Business succession planning can be particularly difficult with a family business.Determining who will continue leading the company is one of the most important steps to a successful plan. Unfortunately, this can easily become a loaded question when family members feel entitled to the position.

A few simple steps can help to better ensure that even family businesses transition into new ownership smoothly.

Tips for Planning a Smooth Transition

The first step involves looking ahead. Putting a successful plan in place is not something that should be done at the last minute; it often takes years to execute a successful transition. In fact, financial experts recommend business owners begin planning for the change five years in advance. This allows the owners enough time to consider who is best to run the company and what type of experts should be called in to ease the transition.

When attempting to determine the best successor for the business, it is often wise to focus on the business's needs instead of attempting to keep family members happy. This may result in looking within the company for employees to fill leadership roles instead of looking around the dinner table. Although this may cause some tension in the short term, in the long term it will likely result in a more successful business, and, at the end of the day, a successful business is what's best for the entire family.

When reviewing candidates for the position, it can help to have some key characteristics in mind. These can include the ability to formulate, execute and evaluate various business strategies.

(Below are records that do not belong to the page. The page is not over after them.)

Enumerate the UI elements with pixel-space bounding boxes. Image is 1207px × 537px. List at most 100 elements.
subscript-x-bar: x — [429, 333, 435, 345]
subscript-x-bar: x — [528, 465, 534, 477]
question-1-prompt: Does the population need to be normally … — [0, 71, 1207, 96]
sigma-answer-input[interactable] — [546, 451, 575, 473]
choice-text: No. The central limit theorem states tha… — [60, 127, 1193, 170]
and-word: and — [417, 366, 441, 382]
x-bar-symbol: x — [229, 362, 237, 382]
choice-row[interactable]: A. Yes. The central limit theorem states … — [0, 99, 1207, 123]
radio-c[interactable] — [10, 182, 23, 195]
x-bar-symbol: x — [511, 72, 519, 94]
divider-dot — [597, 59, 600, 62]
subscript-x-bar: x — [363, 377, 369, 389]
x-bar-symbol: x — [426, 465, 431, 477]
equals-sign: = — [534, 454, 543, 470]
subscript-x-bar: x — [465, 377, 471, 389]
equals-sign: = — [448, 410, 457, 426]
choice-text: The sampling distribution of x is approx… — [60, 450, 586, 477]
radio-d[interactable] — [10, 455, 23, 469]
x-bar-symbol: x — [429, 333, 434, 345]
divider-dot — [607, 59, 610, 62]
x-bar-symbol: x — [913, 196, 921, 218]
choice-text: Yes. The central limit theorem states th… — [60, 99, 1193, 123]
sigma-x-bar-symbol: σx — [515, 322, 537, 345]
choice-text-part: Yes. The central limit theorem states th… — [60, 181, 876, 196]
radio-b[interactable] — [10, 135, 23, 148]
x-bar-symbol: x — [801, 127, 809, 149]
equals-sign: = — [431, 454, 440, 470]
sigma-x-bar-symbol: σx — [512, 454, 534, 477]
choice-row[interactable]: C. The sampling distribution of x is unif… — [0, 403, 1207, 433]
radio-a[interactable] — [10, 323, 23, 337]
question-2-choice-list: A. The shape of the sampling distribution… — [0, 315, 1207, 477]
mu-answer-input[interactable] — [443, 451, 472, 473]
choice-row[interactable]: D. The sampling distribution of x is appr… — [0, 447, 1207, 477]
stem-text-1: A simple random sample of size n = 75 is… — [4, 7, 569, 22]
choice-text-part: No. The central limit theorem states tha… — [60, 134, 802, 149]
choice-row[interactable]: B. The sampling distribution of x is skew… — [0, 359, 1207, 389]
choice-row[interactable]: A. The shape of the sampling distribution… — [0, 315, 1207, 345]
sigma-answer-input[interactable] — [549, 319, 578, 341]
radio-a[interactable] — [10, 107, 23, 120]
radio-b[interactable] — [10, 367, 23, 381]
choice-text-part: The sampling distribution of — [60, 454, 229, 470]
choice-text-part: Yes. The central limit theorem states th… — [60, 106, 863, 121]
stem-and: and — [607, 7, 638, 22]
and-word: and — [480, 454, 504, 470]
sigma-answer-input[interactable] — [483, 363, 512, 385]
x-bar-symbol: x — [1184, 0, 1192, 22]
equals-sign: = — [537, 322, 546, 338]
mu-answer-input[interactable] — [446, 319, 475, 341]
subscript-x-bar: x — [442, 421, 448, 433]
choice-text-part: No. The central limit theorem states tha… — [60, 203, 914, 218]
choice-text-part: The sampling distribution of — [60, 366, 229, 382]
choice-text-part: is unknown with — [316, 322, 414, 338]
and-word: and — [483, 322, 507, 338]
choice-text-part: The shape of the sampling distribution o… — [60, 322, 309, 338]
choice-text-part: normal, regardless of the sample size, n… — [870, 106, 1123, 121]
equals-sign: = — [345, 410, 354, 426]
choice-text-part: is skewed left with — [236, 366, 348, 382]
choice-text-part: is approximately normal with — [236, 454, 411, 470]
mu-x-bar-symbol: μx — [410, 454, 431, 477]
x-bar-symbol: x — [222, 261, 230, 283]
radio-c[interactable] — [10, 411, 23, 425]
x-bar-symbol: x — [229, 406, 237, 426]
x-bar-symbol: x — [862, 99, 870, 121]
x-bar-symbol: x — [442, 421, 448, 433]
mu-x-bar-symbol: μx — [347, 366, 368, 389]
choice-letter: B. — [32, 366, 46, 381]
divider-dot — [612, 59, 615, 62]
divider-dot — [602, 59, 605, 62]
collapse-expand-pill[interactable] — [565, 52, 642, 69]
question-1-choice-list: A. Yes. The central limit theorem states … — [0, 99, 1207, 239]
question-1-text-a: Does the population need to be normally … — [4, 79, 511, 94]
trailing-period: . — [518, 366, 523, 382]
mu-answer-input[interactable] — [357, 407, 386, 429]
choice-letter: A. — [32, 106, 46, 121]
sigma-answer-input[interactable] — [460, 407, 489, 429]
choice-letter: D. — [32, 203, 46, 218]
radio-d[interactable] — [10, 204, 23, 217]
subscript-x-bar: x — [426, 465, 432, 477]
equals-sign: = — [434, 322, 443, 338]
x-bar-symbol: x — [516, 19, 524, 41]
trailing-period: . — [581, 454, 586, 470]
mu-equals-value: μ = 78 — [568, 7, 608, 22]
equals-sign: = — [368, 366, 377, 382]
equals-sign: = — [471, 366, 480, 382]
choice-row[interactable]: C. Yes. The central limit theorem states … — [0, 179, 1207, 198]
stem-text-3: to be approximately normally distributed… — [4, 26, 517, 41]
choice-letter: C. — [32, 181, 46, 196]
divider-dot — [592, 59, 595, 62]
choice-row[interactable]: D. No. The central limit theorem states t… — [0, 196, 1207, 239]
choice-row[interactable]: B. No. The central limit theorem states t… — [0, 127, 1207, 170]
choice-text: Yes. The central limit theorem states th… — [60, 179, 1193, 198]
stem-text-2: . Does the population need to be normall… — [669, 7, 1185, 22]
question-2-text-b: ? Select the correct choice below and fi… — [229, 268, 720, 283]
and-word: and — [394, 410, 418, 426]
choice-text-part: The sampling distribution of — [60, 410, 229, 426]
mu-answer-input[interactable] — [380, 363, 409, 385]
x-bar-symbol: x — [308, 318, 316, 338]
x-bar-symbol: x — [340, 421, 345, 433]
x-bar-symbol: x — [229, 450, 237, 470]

Once a successor is chosen, set up a training program to cover both the executive duties covered by the position and the basics of the organization. By having a more thorough understanding of the company, successors may be more likely to succeed in their new role.

In addition to determining the best candidate to step in and take over the business and training that individual, it is important to know which experts to consult when developing a successful succession plan.

Depending on the size and scope of the business, it is likely a good idea to consult both financial and legal experts before putting a succession plan into action. These professionals can help to determine the best ways to pass the business interest to the family and handle the various taxes that are often connected to business succession. This can include income, gift and estate taxes.

Although developing and implementing a change in ownership can seem intimidating, reaching out to the right professionals can help ease the change and increase the odds of a smooth transition. As a result, speaking with an experienced business succession planning lawyer can help to better ensure this important asset is preserved.